The New Zealand dollar ended a roller-coaster day on Tuesday, with trading roiled by a White House spokesman appearing to say the US-China trade deal was over and then recovering once US President Donald Trump tweeted that the deal was intact.
The kiwi was trading at 64.71 US cents at 5pm from 64.29 cents at the same time on Monday.
The local currency traded as high as 64.97 US cents just before lunchtime locally when Trump's trade adviser Peter Navarro told Fox News the deal was over and that the “turning point” came when the US learned about the coronavirus only after a Chinese delegation had left Washington following the signing of the phase one deal on Jan. 15.
"It was an interview on Fox News and Reuters picked it up" and from there it began swirling around trading rooms, says Mike Shirley, a dealer at Kiwibank.
Navarro told Fox that China had "already sent hundreds of thousands of people to this country to spread that virus, and it was just minutes after wheels up when that plane took off that we began to hear about this pandemic. It’s over.” Navarro is one of the most outspoken critics of China among Trump’s senior advisers.
Markets around the world reacted, with equities markets in particular plunging, typified by the kiwi's fall to as low as 64.37 US cents.
But then Trump tweeted: "The China trade deal is fully intact. Hopefully, they will continue to live up to the terms of the agreement!"
Navarro then said his comments had been taken wildly out of context and that what he had meant was that US trust in China was over.
Kiwibank's Shirley said there's also increased chatter locally about the Reserve Bank's latest decision on monetary policy due tomorrow afternoon – it will be announced via press release and won't come with the full set of forecasts that accompany the quarterly monetary policy statements.

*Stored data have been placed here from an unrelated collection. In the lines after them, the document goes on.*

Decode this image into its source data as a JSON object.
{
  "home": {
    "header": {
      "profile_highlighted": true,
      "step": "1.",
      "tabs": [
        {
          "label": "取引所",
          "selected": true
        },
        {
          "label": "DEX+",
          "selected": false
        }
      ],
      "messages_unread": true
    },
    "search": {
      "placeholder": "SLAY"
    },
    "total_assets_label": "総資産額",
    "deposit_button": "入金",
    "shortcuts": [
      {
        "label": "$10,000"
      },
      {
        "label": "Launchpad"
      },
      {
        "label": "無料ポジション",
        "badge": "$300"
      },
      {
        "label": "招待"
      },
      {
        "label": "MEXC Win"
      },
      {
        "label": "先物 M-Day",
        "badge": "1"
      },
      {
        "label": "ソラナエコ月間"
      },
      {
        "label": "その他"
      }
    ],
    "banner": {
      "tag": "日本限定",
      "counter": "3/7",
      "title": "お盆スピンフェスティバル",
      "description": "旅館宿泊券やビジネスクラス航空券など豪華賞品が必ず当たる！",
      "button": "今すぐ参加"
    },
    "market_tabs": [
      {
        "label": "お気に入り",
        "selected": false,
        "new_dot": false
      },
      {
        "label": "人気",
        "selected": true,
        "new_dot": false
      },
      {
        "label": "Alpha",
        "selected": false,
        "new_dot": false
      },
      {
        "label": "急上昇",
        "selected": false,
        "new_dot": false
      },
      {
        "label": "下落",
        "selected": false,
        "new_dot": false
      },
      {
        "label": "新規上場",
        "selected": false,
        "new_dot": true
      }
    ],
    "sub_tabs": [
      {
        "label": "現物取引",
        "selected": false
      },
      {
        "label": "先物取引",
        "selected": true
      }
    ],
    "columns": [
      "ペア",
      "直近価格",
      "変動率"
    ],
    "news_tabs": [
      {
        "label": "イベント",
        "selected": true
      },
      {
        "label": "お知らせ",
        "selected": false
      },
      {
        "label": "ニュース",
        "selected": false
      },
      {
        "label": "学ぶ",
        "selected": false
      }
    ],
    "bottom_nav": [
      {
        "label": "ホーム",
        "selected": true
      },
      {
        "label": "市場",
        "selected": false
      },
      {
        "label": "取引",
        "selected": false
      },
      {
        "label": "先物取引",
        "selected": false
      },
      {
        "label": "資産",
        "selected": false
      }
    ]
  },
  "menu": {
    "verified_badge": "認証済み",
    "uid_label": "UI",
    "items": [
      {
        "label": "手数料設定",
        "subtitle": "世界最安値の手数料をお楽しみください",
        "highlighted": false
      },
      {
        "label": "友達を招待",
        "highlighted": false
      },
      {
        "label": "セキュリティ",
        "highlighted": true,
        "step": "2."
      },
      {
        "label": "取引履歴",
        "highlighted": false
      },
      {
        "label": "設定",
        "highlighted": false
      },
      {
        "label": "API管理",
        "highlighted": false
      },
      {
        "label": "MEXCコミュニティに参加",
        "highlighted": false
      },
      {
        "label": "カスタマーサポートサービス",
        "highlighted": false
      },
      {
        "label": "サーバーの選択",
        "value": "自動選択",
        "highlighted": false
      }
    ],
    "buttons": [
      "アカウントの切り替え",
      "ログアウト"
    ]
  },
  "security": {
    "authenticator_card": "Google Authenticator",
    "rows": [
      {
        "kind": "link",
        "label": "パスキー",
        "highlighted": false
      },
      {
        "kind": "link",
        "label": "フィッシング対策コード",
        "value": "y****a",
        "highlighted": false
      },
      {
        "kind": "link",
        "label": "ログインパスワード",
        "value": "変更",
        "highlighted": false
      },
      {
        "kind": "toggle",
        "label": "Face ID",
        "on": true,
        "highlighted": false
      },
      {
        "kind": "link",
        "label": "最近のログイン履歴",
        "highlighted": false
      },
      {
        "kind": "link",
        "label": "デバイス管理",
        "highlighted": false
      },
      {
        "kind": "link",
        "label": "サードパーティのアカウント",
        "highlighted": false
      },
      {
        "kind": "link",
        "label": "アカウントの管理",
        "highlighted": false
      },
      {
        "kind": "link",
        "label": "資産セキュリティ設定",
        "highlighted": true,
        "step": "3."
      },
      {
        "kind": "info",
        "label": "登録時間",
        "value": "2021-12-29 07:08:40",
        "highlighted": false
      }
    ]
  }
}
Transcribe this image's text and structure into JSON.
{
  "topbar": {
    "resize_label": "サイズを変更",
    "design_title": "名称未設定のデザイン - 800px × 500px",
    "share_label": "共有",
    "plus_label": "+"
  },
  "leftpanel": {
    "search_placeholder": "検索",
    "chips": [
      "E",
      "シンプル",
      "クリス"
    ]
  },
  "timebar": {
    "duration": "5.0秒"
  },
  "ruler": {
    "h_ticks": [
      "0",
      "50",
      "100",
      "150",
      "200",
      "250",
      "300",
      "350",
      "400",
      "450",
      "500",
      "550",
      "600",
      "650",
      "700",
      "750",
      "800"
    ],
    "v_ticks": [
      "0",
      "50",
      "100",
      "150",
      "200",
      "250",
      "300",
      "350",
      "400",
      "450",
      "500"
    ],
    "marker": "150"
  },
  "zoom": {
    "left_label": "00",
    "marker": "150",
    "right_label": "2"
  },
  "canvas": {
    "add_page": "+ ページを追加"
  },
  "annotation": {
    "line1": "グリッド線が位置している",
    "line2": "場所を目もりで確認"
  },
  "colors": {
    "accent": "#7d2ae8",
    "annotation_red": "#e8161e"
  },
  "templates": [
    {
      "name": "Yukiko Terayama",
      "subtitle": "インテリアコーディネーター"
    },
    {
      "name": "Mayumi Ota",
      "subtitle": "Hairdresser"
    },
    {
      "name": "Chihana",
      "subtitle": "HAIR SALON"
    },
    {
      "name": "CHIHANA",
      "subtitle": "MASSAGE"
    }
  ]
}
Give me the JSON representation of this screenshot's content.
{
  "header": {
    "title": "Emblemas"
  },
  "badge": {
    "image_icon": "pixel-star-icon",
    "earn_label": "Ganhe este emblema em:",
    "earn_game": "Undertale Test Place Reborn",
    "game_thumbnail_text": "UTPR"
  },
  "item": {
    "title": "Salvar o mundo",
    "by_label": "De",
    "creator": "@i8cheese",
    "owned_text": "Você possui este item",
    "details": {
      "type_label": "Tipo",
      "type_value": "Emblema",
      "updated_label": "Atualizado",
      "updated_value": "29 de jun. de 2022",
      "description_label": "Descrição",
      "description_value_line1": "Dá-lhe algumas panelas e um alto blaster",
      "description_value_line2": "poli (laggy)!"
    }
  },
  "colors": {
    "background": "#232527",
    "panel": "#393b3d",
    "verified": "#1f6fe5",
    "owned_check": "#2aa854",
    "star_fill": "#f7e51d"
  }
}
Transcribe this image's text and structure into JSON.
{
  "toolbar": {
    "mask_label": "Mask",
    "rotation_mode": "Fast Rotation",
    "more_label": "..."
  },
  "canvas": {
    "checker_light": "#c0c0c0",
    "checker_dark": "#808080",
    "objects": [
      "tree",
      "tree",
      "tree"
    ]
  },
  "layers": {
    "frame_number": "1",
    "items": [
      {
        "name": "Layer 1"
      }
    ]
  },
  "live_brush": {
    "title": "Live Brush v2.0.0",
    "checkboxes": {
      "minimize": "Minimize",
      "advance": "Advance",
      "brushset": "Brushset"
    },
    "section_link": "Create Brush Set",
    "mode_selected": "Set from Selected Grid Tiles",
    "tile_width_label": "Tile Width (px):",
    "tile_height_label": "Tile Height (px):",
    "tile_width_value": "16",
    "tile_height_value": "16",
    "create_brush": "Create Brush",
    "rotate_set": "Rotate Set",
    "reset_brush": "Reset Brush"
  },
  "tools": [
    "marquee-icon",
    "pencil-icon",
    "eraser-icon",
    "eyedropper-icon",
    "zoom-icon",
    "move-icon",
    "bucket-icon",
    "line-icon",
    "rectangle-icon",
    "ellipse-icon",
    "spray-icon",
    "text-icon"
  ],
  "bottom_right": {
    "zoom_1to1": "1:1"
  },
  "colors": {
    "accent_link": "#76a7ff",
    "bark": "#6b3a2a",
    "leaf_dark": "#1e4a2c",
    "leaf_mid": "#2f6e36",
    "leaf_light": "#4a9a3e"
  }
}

"No change is expected. It's going to be all about the language and the assumed inferences: what the market tries to think what they might be trying to convey," Shirley said.
The New Zealand dollar traded at 93.59 Australian cents, unchanged from 5pm on Tuesday, at 51.87 British pence from 51.88 pence, at 57.45 euro cents from 57.39 cents, at 69.34 yen from 68.75 yen and 4.5781 Chinese yuan from 4.5507 yuan.
The trade-weighted index was at 71.65 from 71.34 in late domestic trading yesterday.
The bid price on the two-year swap was at 0.2225 per cent from 0.2150 per cent, while the 10-year swap was at 0.7275 per cent from 0.7025 per cent yesterday.